2) Runtime System Implementation: The official OmpSs implementation consists of two parts: a source-to-source compiler, named Mercurium, that transforms pragmas into function calls to a runtime library, and the runtime library itself, named Nanos [5]. To integrate Nexus++, we keep the Mercurium compiler but replace the Nanos runtime library with our own, VSs, that supports exchanging task status information with the Nexus++ task manager over PCIe.

B. Hardware Task Management

Nexus++ is a basic hardware task manager for StarSs [4], which was integrated in a simulator of the Cell processor. Nexus++ is based on the basic table lockups of Nexus to manage the task graph, but in an overhauled and more efficient design [8], presented as a SystemC prototype. Nexus++ removes the limitations on the number of inputs and outputs a task can have (up to 5 in [7], [11]). Similarly, the number of tasks that can depend on a certain data segment is limited in Nexus, which limits its applicability. Moreover, Nexus++ adds support for double buffering. Nexus++ has also been implemented in VHDL [9]. It provided an improved search algorithm which implements a cache-like multi-way set-associative task graph. Furthermore, the VHDL Nexus++ prototype has presented an interface for integration with task-based runtime systems, which will be employed and evaluated in this paper.

In addition to Nexus++, other hardware scheduling units have been proposed in literature. Most of them, however, assume independent tasks and are optimized for a certain application, a certain platform, or both. For example, Carbon [12] assumes independent tasks and uses hardware queues to retrieve tasks with low latency. An example of a hardware accelerator that targets a certain application domain is the hardware task scheduler optimized for H.264 decoding [13]. It only supports a specific dependency pattern, and any modification to the task structure of the application would lead to incompatibility. Etsion et al. [14] also proposed a hardware task management unit for the StarSs runtime system, based on the similarity between task dependency checking and the instruction scheduler of an out-of-order processor. Although a VHDL prototype was presented for it in [15], it was only evaluated using high-level simulations.

To the best of our knowledge, this is the first time that a hardware task graph manager has been integrated into a runtime and evaluated on actual applications in practice.
III. Nexus++

The Nexus++ [9] task manager is a hardware accelerator for dependency resolution, to be used with task-based programming models like OmpSs. Nexus++ tracks tasks input/output information and utilizes simple table lookups to identify ready tasks and schedule them to worker cores. Nexus++ is meant to be integrated with real multicore systems. For this, Nexus++ was implemented in VHDL targeting the Xilinx XUPV5-LX110T FPGA development board. The high level design is depicted in Figure 2. The Nexus++ task manager resides on the FPGA board, and communicates with the runtime system on the multicore system using the PCIe bus.

As shown in Figure 2, data communication occurs between Nexus++ and the runtime system (via the Nexus Plugin).

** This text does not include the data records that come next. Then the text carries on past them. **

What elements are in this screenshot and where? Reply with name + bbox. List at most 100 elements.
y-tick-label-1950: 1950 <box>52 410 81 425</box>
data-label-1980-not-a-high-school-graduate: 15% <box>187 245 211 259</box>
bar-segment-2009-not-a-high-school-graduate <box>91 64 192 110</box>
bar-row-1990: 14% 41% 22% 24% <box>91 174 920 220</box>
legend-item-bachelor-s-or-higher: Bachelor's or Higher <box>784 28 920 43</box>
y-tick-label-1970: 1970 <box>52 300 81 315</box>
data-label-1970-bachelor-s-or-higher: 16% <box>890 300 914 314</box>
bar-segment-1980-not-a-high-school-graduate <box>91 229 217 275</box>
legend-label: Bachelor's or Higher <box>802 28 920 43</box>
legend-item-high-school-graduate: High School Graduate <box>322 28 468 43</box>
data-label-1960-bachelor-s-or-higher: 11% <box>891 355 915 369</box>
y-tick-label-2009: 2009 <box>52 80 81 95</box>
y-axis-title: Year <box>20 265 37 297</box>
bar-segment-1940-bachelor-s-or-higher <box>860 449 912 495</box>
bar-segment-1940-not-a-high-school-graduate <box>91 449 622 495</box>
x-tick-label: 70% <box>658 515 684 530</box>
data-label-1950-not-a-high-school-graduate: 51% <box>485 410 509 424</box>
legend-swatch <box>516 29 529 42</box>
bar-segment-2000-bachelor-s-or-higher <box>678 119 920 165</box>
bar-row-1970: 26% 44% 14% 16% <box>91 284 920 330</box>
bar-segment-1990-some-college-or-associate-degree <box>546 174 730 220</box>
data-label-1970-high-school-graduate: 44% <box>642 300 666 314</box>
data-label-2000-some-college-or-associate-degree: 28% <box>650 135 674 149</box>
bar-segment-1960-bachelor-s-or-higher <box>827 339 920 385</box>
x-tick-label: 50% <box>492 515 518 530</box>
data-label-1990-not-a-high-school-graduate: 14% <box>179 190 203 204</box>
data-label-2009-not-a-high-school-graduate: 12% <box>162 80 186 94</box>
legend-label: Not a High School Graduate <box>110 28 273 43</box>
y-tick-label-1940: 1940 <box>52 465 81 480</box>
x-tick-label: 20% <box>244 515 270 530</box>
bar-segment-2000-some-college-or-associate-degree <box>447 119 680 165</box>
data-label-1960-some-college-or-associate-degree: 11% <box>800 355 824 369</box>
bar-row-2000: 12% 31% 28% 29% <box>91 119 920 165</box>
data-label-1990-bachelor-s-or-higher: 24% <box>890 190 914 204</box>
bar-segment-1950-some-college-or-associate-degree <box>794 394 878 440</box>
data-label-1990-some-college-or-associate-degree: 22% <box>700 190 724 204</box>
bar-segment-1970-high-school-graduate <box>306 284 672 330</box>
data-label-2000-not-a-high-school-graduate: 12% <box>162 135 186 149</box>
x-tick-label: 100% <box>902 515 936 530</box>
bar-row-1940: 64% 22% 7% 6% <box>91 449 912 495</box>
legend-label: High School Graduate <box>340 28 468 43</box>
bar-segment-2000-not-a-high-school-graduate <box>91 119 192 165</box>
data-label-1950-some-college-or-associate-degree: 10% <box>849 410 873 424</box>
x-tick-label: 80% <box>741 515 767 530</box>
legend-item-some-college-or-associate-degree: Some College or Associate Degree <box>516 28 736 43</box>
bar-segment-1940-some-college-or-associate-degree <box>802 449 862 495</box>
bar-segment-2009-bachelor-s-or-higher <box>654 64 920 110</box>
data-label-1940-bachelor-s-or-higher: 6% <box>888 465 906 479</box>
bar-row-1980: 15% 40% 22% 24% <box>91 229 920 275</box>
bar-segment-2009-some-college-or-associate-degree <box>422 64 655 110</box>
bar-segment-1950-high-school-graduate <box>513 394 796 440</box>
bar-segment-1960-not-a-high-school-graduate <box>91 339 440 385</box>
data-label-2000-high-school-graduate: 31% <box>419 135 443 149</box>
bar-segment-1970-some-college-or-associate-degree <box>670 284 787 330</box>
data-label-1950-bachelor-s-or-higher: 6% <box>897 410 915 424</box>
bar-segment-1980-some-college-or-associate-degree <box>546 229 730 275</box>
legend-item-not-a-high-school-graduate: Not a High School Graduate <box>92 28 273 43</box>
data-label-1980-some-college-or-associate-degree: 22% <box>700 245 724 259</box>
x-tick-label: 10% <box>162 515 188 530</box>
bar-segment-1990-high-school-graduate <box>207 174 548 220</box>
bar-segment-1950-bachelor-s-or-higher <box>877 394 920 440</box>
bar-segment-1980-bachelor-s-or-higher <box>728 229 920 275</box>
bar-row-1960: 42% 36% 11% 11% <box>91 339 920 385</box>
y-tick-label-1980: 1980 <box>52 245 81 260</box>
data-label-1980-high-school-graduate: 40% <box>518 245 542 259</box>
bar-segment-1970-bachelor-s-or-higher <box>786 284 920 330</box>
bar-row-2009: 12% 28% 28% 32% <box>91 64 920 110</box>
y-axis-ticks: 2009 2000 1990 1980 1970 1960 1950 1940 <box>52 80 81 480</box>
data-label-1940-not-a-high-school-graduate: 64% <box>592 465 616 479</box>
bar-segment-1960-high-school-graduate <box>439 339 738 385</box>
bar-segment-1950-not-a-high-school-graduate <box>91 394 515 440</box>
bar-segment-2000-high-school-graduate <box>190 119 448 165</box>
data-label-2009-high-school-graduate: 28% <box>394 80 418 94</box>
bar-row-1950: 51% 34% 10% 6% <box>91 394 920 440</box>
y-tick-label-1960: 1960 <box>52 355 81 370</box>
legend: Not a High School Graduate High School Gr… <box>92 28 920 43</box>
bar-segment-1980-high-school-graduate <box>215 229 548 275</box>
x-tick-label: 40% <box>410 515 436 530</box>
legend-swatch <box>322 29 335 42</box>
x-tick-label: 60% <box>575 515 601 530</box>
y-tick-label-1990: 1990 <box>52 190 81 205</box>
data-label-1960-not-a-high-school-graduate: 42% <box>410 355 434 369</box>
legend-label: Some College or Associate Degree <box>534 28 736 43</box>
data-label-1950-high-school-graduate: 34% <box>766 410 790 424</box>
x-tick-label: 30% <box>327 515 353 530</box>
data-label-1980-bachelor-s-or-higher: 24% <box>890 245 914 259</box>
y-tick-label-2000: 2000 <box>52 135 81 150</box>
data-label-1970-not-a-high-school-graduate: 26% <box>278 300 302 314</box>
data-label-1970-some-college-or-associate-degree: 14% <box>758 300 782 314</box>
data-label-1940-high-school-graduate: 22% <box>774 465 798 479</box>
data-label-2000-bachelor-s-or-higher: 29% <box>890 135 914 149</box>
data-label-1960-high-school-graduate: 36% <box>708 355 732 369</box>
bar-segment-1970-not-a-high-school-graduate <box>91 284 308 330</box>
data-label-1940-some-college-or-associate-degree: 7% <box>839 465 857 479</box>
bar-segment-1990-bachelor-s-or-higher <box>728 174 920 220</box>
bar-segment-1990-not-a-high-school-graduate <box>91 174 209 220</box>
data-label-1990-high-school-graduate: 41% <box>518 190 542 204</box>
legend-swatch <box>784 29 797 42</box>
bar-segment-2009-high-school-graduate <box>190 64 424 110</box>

When the master thread creates new tasks, the runtime system (RTS) submits them to Nexus++. Nexus++ sends ready task IDs to the runtime system, and whenever a worker core finishes a task, the runtime system notifies Nexus++ of that.

The FPGA board can be plugged into the host multicore machine and the task graph management responsibilities can be offloaded to Nexus++. In [9], the VHDL prototype of Nexus++ is presented, which thoroughly describes the design and implementation as well as a trace-driven evaluation testbench.

A. Functional Overview

Figure 3 shows the block diagram of our task manager. It is mainly composed of two units: the Nexus input/output unit (Nexus IO) which handles communication with the host runtime system, and the task management unit known as the Task Maestro, which manages the task graph at runtime and issues tasks when they are ready.

The Nexus IO unit manages communication between the host runtime system and the Task Maestro using three FIFOs: The New Tasks FIFO receives the incoming new tasks from the runtime system, and buffers them for the Task Maestro. The Task Maestro notifies the runtime system of ready tasks by writing them to the Ready Tasks FIFO. Whenever a task is finished, the runtime system writes its ID back to the Finished Tasks FIFO.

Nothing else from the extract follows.